New Delhi: The Central government’s plan to privatise power distribution sector across the country starting with union territories (UT) has evinced interest from state-owned companies such as NTPC and REC, which through their subsidiaries are expected to bid for privatisation projects on offer in the first phase.
Sources privy to the development said that the companies would take the special purpose vehicle route (SPV) for bids for each distribution area to prevent the transfer of one state-run entity being taken over by another government-run enterprise. This would defeat the purpose of privatisation and hence SPV would be set up as complete private entities having professional management capable of running distribution operations efficiently.
As part of the Rs two lakh crore Atmanirbhar Bharat (self-reliant India) package, Finance Minister Nirmala Sitharaman also announced the privatisation of distribution business in the country starting with union territories. The government has also kept tight a deadline of bidding out a few projects by as early as 2021.
“We have asked public sector enterprises to look at privatisation of discoms and place their bids. NTPC and REC have some experience in the sector and could be possible candidates to professionalise discoms of UTs,” said a top source in the Union Power Ministry asking not to be named.
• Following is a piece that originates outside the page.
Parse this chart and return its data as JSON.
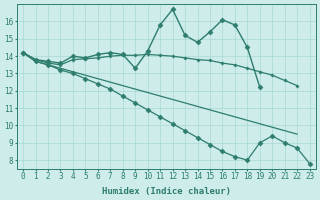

It is expected that NTPC may participate through its subsidiary NTPC Electric Supply Company Ltd (NESCL) and power sector financier REC through its entity REC Power Distribution Co Ltd.
NTPC is already in distribution operations through a joint venture in Kerala. The company is also scouting for a professional CEO to look after its power distribution operations where it wants to make a big foray.
In the first lot, the UTs of Chandigarh, Dadra & Nagar Haveli may be put out for bidding under privatisation initiative. Depending on the success, bid documents for other UTS would be finalised.